6
votes

The OpenGL specification lies (or is this a bug?)... Referring to the layout for std140, with shared uniform buffers, it states:

"The set of rules shown in Tabl e L-1 are used by the GLSL compiler to layout members in a std140-qualified uniform block. The offsets of members in the block are accumulated based on the sizes of the previous members in the block (those declared before the variable in question), and the starting offset. The starting offset of the first member is always zero.

Scalar variable type (bool, int, uint, float) - Size of the scalar in basic machine types"

(http://www.opengl-redbook.com/appendices/AppL.pdf)

So, armed with this information, I setup a uniform block in my shader that looks something like this:

// Spotlight.

layout (std140) uniform Spotlight
{
    float Light_Intensity;
    vec4  Light_Ambient;
    vec3  Light_Position;   
};

... only to discover it doesn't work with the subsequent std140 layout I setup on the CPU side. That is the first 4 bytes are a float (size of the machine scalar type for GLfloat), the next 16 bytes are a vec4 and the following 12 bytes are a vec3 (with 4 bytes left over on the end to take account of the rule that a vec3 is really a vec4).

When I change the CPU side to specify a float as being the same size as a vec4, i.e. 16 bytes, and do my offsets and buffer size making this assumption, the shader works as intended.

So, either the spec is wrong or I've misunderstood the meaning of "scalar" in this context, or ATI have a driver bug. Can anyone shed any light on this mystery?

1

1 Answers

13
votes

That PDF you linked to is not the OpenGL specification. I don't know where you got it from, but that is certainly not the full list of rules. Always check your sources; the spec is not as unreadable as many claim it to be.

Yes, the size of variables of basic types is the same size as the basic machine type (ie: 4 bytes). But size alone does not determine the position of the variable.

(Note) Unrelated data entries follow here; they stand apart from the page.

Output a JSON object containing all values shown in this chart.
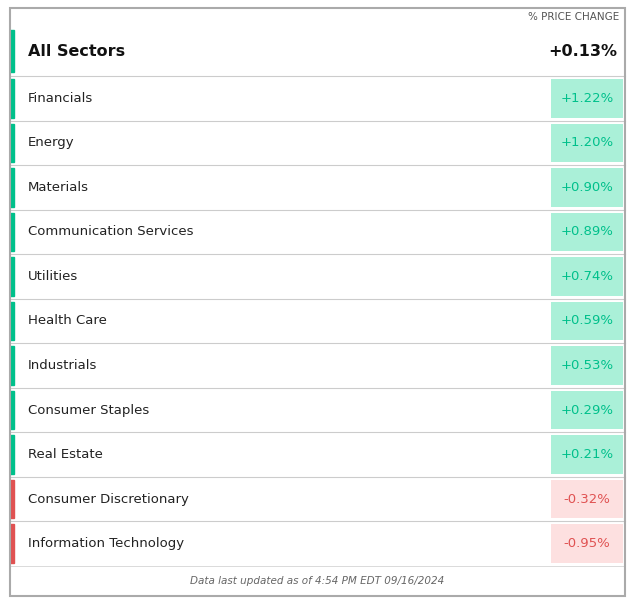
{
  "header_label": "% PRICE CHANGE",
  "all_sectors_label": "All Sectors",
  "all_sectors_value": "+0.13%",
  "sectors": [
    {
      "name": "Financials",
      "value": "+1.22%",
      "change": 1.22
    },
    {
      "name": "Energy",
      "value": "+1.20%",
      "change": 1.2
    },
    {
      "name": "Materials",
      "value": "+0.90%",
      "change": 0.9
    },
    {
      "name": "Communication Services",
      "value": "+0.89%",
      "change": 0.89
    },
    {
      "name": "Utilities",
      "value": "+0.74%",
      "change": 0.74
    },
    {
      "name": "Health Care",
      "value": "+0.59%",
      "change": 0.59
    },
    {
      "name": "Industrials",
      "value": "+0.53%",
      "change": 0.53
    },
    {
      "name": "Consumer Staples",
      "value": "+0.29%",
      "change": 0.29
    },
    {
      "name": "Real Estate",
      "value": "+0.21%",
      "change": 0.21
    },
    {
      "name": "Consumer Discretionary",
      "value": "-0.32%",
      "change": -0.32
    },
    {
      "name": "Information Technology",
      "value": "-0.95%",
      "change": -0.95
    }
  ],
  "positive_bar_color": "#00c08b",
  "positive_bg_color": "#aaf0d8",
  "negative_bar_color": "#e05252",
  "negative_bg_color": "#fde0e0",
  "footer_text": "Data last updated as of 4:54 PM EDT 09/16/2024",
  "outer_border_color": "#aaaaaa",
  "row_divider_color": "#cccccc",
  "background_color": "#ffffff",
  "sector_name_fontsize": 9.5,
  "value_fontsize": 9.5,
  "header_fontsize": 7.5,
  "all_sectors_fontsize": 11.5,
  "all_sectors_value_fontsize": 11.5,
  "footer_fontsize": 7.5
}
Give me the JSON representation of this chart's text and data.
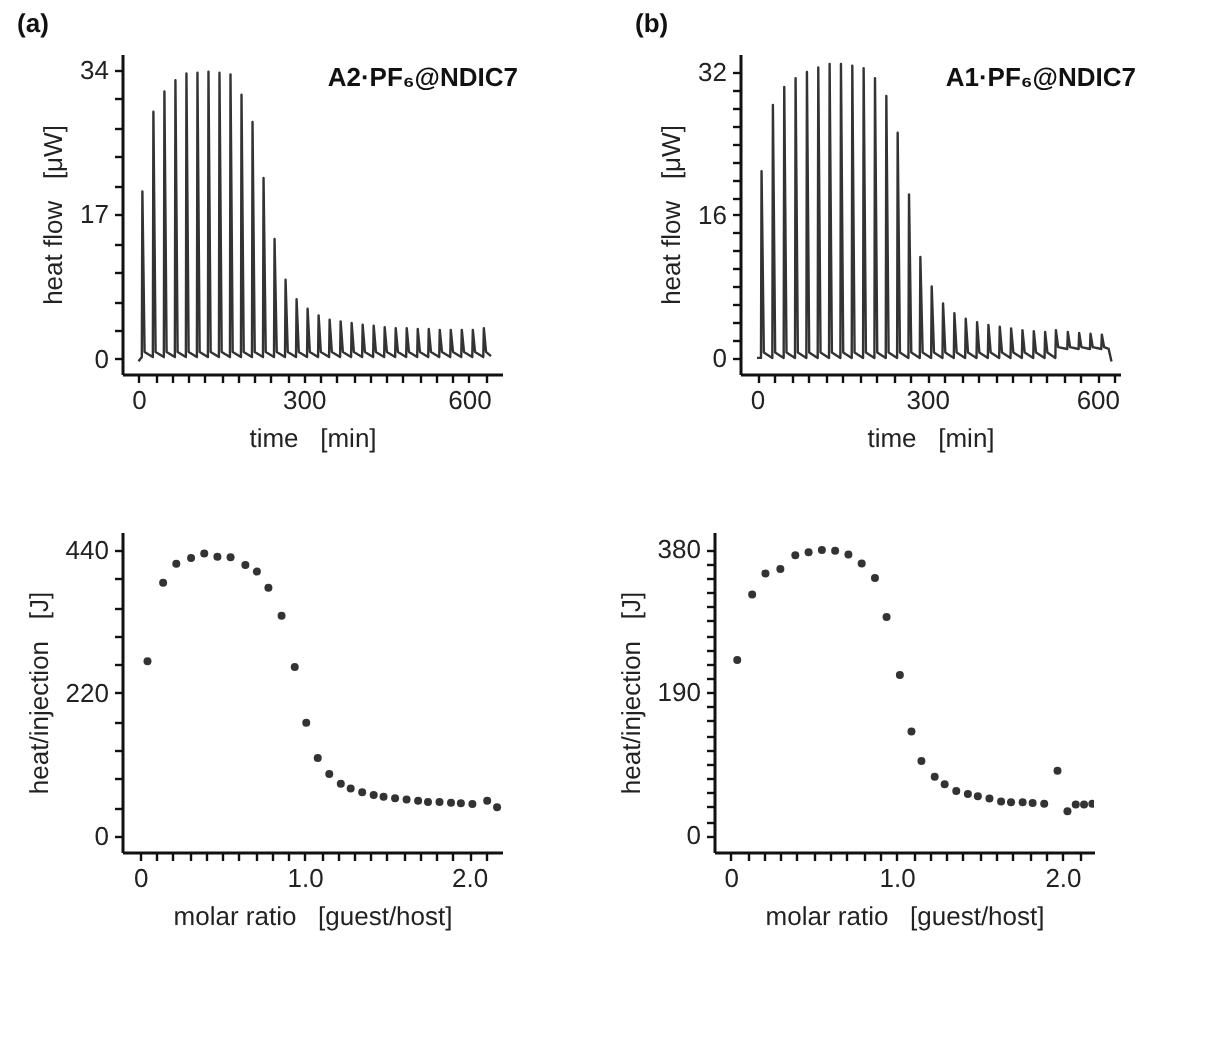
{
  "chart_data": [
    {
      "type": "line",
      "title": "(a)",
      "xlabel": "time   [min]",
      "ylabel": "heat flow   [μW]",
      "annotations": [
        "A2·PF₆@NDIC7"
      ],
      "xlim": [
        -30,
        660
      ],
      "ylim": [
        -1.8,
        35.9
      ],
      "xticks": [
        0,
        {
          "value": 30,
          "label": null
        },
        {
          "value": 60,
          "label": null
        },
        {
          "value": 90,
          "label": null
        },
        {
          "value": 120,
          "label": null
        },
        {
          "value": 150,
          "label": null
        },
        {
          "value": 180,
          "label": null
        },
        {
          "value": 210,
          "label": null
        },
        {
          "value": 240,
          "label": null
        },
        {
          "value": 270,
          "label": null
        },
        300,
        {
          "value": 330,
          "label": null
        },
        {
          "value": 360,
          "label": null
        },
        {
          "value": 390,
          "label": null
        },
        {
          "value": 420,
          "label": null
        },
        {
          "value": 450,
          "label": null
        },
        {
          "value": 480,
          "label": null
        },
        {
          "value": 510,
          "label": null
        },
        {
          "value": 540,
          "label": null
        },
        {
          "value": 570,
          "label": null
        },
        600,
        {
          "value": 630,
          "label": null
        }
      ],
      "yticks": [
        0,
        {
          "value": 3.4,
          "label": null
        },
        {
          "value": 6.8,
          "label": null
        },
        {
          "value": 10.2,
          "label": null
        },
        {
          "value": 13.6,
          "label": null
        },
        17,
        {
          "value": 20.4,
          "label": null
        },
        {
          "value": 23.8,
          "label": null
        },
        {
          "value": 27.2,
          "label": null
        },
        {
          "value": 30.6,
          "label": null
        },
        34
      ],
      "grid": false,
      "line_style": "solid",
      "series": [
        {
          "color": "#333333",
          "x": [
            0,
            6,
            7,
            11,
            26,
            27,
            31,
            46,
            47,
            51,
            66,
            67,
            71,
            86,
            87,
            91,
            106,
            107,
            111,
            126,
            127,
            131,
            146,
            147,
            151,
            166,
            167,
            171,
            186,
            187,
            191,
            206,
            207,
            211,
            226,
            227,
            231,
            246,
            247,
            251,
            266,
            267,
            271,
            286,
            287,
            291,
            306,
            307,
            311,
            326,
            327,
            331,
            346,
            347,
            351,
            366,
            367,
            371,
            386,
            387,
            391,
            406,
            407,
            411,
            426,
            427,
            431,
            446,
            447,
            451,
            466,
            467,
            471,
            486,
            487,
            491,
            506,
            507,
            511,
            526,
            527,
            531,
            546,
            547,
            551,
            566,
            567,
            571,
            586,
            587,
            591,
            606,
            607,
            611,
            626,
            627,
            631,
            640
          ],
          "values": [
            -0.3,
            0.2,
            19.7,
            0.8,
            0.2,
            29.1,
            0.8,
            0.2,
            31.5,
            0.8,
            0.2,
            32.8,
            0.8,
            0.2,
            33.6,
            0.8,
            0.2,
            33.7,
            0.8,
            0.2,
            33.8,
            0.8,
            0.2,
            33.7,
            0.8,
            0.2,
            33.5,
            0.8,
            0.2,
            31.1,
            0.8,
            0.2,
            27.9,
            0.8,
            0.2,
            21.3,
            0.8,
            0.2,
            14.1,
            0.8,
            0.2,
            9.3,
            0.8,
            0.2,
            7.0,
            0.8,
            0.2,
            5.9,
            0.8,
            0.2,
            5.1,
            0.8,
            0.2,
            4.6,
            0.8,
            0.2,
            4.4,
            0.8,
            0.2,
            4.2,
            0.8,
            0.2,
            4.0,
            0.8,
            0.2,
            3.9,
            0.8,
            0.2,
            3.7,
            0.8,
            0.2,
            3.6,
            0.8,
            0.2,
            3.6,
            0.8,
            0.2,
            3.5,
            0.8,
            0.2,
            3.5,
            0.8,
            0.2,
            3.4,
            0.8,
            0.2,
            3.4,
            0.8,
            0.2,
            3.4,
            0.8,
            0.2,
            3.4,
            0.8,
            0.2,
            3.6,
            0.8,
            0.3
          ]
        }
      ]
    },
    {
      "type": "line",
      "title": "(b)",
      "xlabel": "time   [min]",
      "ylabel": "heat flow   [μW]",
      "annotations": [
        "A1·PF₆@NDIC7"
      ],
      "xlim": [
        -30,
        640
      ],
      "ylim": [
        -1.8,
        34
      ],
      "xticks": [
        0,
        {
          "value": 30,
          "label": null
        },
        {
          "value": 60,
          "label": null
        },
        {
          "value": 90,
          "label": null
        },
        {
          "value": 120,
          "label": null
        },
        {
          "value": 150,
          "label": null
        },
        {
          "value": 180,
          "label": null
        },
        {
          "value": 210,
          "label": null
        },
        {
          "value": 240,
          "label": null
        },
        {
          "value": 270,
          "label": null
        },
        300,
        {
          "value": 330,
          "label": null
        },
        {
          "value": 360,
          "label": null
        },
        {
          "value": 390,
          "label": null
        },
        {
          "value": 420,
          "label": null
        },
        {
          "value": 450,
          "label": null
        },
        {
          "value": 480,
          "label": null
        },
        {
          "value": 510,
          "label": null
        },
        {
          "value": 540,
          "label": null
        },
        {
          "value": 570,
          "label": null
        },
        600,
        {
          "value": 630,
          "label": null
        }
      ],
      "yticks": [
        0,
        {
          "value": 2,
          "label": null
        },
        {
          "value": 4,
          "label": null
        },
        {
          "value": 6,
          "label": null
        },
        {
          "value": 8,
          "label": null
        },
        {
          "value": 10,
          "label": null
        },
        {
          "value": 12,
          "label": null
        },
        {
          "value": 14,
          "label": null
        },
        16,
        {
          "value": 18,
          "label": null
        },
        {
          "value": 20,
          "label": null
        },
        {
          "value": 22,
          "label": null
        },
        {
          "value": 24,
          "label": null
        },
        {
          "value": 26,
          "label": null
        },
        {
          "value": 28,
          "label": null
        },
        {
          "value": 30,
          "label": null
        },
        32
      ],
      "grid": false,
      "line_style": "solid",
      "series": [
        {
          "color": "#333333",
          "x": [
            0,
            7,
            8,
            12,
            27,
            28,
            32,
            47,
            48,
            52,
            67,
            68,
            72,
            87,
            88,
            92,
            107,
            108,
            112,
            127,
            128,
            132,
            147,
            148,
            152,
            167,
            168,
            172,
            187,
            188,
            192,
            207,
            208,
            212,
            227,
            228,
            232,
            247,
            248,
            252,
            267,
            268,
            272,
            287,
            288,
            292,
            307,
            308,
            312,
            327,
            328,
            332,
            347,
            348,
            352,
            367,
            368,
            372,
            387,
            388,
            392,
            407,
            408,
            412,
            427,
            428,
            432,
            447,
            448,
            452,
            467,
            468,
            472,
            487,
            488,
            492,
            507,
            508,
            512,
            526,
            527,
            531,
            547,
            548,
            552,
            567,
            568,
            572,
            587,
            588,
            592,
            607,
            608,
            612,
            620,
            625
          ],
          "values": [
            0.0,
            0.0,
            20.9,
            0.6,
            0.0,
            28.3,
            0.6,
            0.0,
            30.3,
            0.6,
            0.0,
            31.3,
            0.6,
            0.0,
            32.0,
            0.6,
            0.0,
            32.5,
            0.6,
            0.0,
            32.9,
            0.6,
            0.0,
            32.9,
            0.6,
            0.0,
            32.7,
            0.6,
            0.0,
            32.4,
            0.6,
            0.0,
            31.3,
            0.6,
            0.0,
            29.3,
            0.6,
            0.0,
            25.2,
            0.6,
            0.0,
            18.3,
            0.6,
            0.0,
            11.3,
            0.6,
            0.0,
            8.0,
            0.6,
            0.0,
            6.1,
            0.6,
            0.0,
            5.0,
            0.6,
            0.0,
            4.4,
            0.6,
            0.0,
            4.0,
            0.6,
            0.0,
            3.7,
            0.6,
            0.0,
            3.5,
            0.6,
            0.0,
            3.3,
            0.6,
            0.0,
            3.1,
            0.6,
            0.0,
            3.0,
            0.6,
            0.0,
            2.9,
            0.6,
            0.0,
            3.1,
            1.2,
            1.0,
            2.9,
            1.2,
            1.0,
            2.8,
            1.2,
            1.0,
            2.7,
            1.2,
            1.0,
            2.6,
            1.2,
            1.0,
            -0.4
          ]
        }
      ]
    },
    {
      "type": "scatter",
      "xlabel": "molar ratio   [guest/host]",
      "ylabel": "heat/injection   [J]",
      "xlim": [
        -0.11,
        2.2
      ],
      "ylim": [
        -25,
        468
      ],
      "xticks": [
        0,
        {
          "value": 0.1,
          "label": null
        },
        {
          "value": 0.2,
          "label": null
        },
        {
          "value": 0.3,
          "label": null
        },
        {
          "value": 0.4,
          "label": null
        },
        {
          "value": 0.5,
          "label": null
        },
        {
          "value": 0.6,
          "label": null
        },
        {
          "value": 0.7,
          "label": null
        },
        {
          "value": 0.8,
          "label": null
        },
        {
          "value": 0.9,
          "label": null
        },
        {
          "value": 1,
          "label": "1.0"
        },
        {
          "value": 1.1,
          "label": null
        },
        {
          "value": 1.2,
          "label": null
        },
        {
          "value": 1.3,
          "label": null
        },
        {
          "value": 1.4,
          "label": null
        },
        {
          "value": 1.5,
          "label": null
        },
        {
          "value": 1.6,
          "label": null
        },
        {
          "value": 1.7,
          "label": null
        },
        {
          "value": 1.8,
          "label": null
        },
        {
          "value": 1.9,
          "label": null
        },
        {
          "value": 2,
          "label": "2.0"
        },
        {
          "value": 2.1,
          "label": null
        }
      ],
      "yticks": [
        0,
        {
          "value": 44,
          "label": null
        },
        {
          "value": 88,
          "label": null
        },
        {
          "value": 132,
          "label": null
        },
        {
          "value": 176,
          "label": null
        },
        220,
        {
          "value": 264,
          "label": null
        },
        {
          "value": 308,
          "label": null
        },
        {
          "value": 352,
          "label": null
        },
        {
          "value": 396,
          "label": null
        },
        440
      ],
      "grid": false,
      "marker": "circle",
      "series": [
        {
          "color": "#333333",
          "x": [
            0.045,
            0.14,
            0.22,
            0.31,
            0.39,
            0.47,
            0.55,
            0.64,
            0.71,
            0.78,
            0.86,
            0.94,
            1.01,
            1.08,
            1.15,
            1.22,
            1.28,
            1.35,
            1.42,
            1.48,
            1.55,
            1.62,
            1.69,
            1.75,
            1.82,
            1.89,
            1.95,
            2.02,
            2.11,
            2.17
          ],
          "values": [
            269,
            390,
            419,
            428,
            435,
            430,
            429,
            417,
            407,
            382,
            339,
            260,
            174,
            120,
            95,
            80,
            73,
            67,
            63,
            60,
            58,
            56,
            54,
            52,
            52,
            51,
            50,
            49,
            54,
            44
          ]
        }
      ]
    },
    {
      "type": "scatter",
      "xlabel": "molar ratio   [guest/host]",
      "ylabel": "heat/injection   [J]",
      "xlim": [
        -0.1,
        2.19
      ],
      "ylim": [
        -22,
        403
      ],
      "xticks": [
        0,
        {
          "value": 0.1,
          "label": null
        },
        {
          "value": 0.2,
          "label": null
        },
        {
          "value": 0.3,
          "label": null
        },
        {
          "value": 0.4,
          "label": null
        },
        {
          "value": 0.5,
          "label": null
        },
        {
          "value": 0.6,
          "label": null
        },
        {
          "value": 0.7,
          "label": null
        },
        {
          "value": 0.8,
          "label": null
        },
        {
          "value": 0.9,
          "label": null
        },
        {
          "value": 1,
          "label": "1.0"
        },
        {
          "value": 1.1,
          "label": null
        },
        {
          "value": 1.2,
          "label": null
        },
        {
          "value": 1.3,
          "label": null
        },
        {
          "value": 1.4,
          "label": null
        },
        {
          "value": 1.5,
          "label": null
        },
        {
          "value": 1.6,
          "label": null
        },
        {
          "value": 1.7,
          "label": null
        },
        {
          "value": 1.8,
          "label": null
        },
        {
          "value": 1.9,
          "label": null
        },
        {
          "value": 2,
          "label": "2.0"
        },
        {
          "value": 2.1,
          "label": null
        }
      ],
      "yticks": [
        0,
        {
          "value": 19,
          "label": null
        },
        {
          "value": 38,
          "label": null
        },
        {
          "value": 57,
          "label": null
        },
        {
          "value": 76,
          "label": null
        },
        {
          "value": 95,
          "label": null
        },
        {
          "value": 114,
          "label": null
        },
        {
          "value": 133,
          "label": null
        },
        {
          "value": 152,
          "label": null
        },
        {
          "value": 171,
          "label": null
        },
        190,
        {
          "value": 209,
          "label": null
        },
        {
          "value": 228,
          "label": null
        },
        {
          "value": 247,
          "label": null
        },
        {
          "value": 266,
          "label": null
        },
        {
          "value": 285,
          "label": null
        },
        {
          "value": 304,
          "label": null
        },
        {
          "value": 323,
          "label": null
        },
        {
          "value": 342,
          "label": null
        },
        {
          "value": 361,
          "label": null
        },
        380
      ],
      "grid": false,
      "marker": "circle",
      "series": [
        {
          "color": "#333333",
          "x": [
            0.04,
            0.13,
            0.21,
            0.3,
            0.39,
            0.47,
            0.55,
            0.63,
            0.71,
            0.79,
            0.87,
            0.94,
            1.02,
            1.09,
            1.15,
            1.23,
            1.29,
            1.36,
            1.43,
            1.49,
            1.56,
            1.63,
            1.69,
            1.76,
            1.82,
            1.89,
            1.97,
            2.03,
            2.08,
            2.13,
            2.18
          ],
          "values": [
            233,
            320,
            348,
            354,
            372,
            376,
            379,
            378,
            373,
            361,
            342,
            290,
            213,
            138,
            99,
            78,
            68,
            59,
            55,
            52,
            49,
            45,
            44,
            44,
            43,
            42,
            86,
            32,
            41,
            41,
            42
          ]
        }
      ]
    }
  ]
}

Each type has a base alignment, and no matter where that type is found in a uniform block, it's overall byte offset must fit that alignment. The base alignment of a vec4 is 4 * the alignment of its basic type (ie: float). So the base alignment of a vec4 is 16.

Because Light_Intensity ends after 4 bytes, the compiler must insert 12 bytes of padding, because Light_Ambient cannot be on a 4-byte boundary. It must be on a 16-byte boundary, so the compiler uses 12 bytes of empty space.

ATI does have a few driver bugs around std140 layout, but this isn't one of them.

As a general rule, I like to explicitly put padding into my structures, and I avoid vec3 (because it has 16 byte alignment). Doing these generally cuts down on compiler bugs as well as accidental misunderstanding about where things go and how much room they actually take.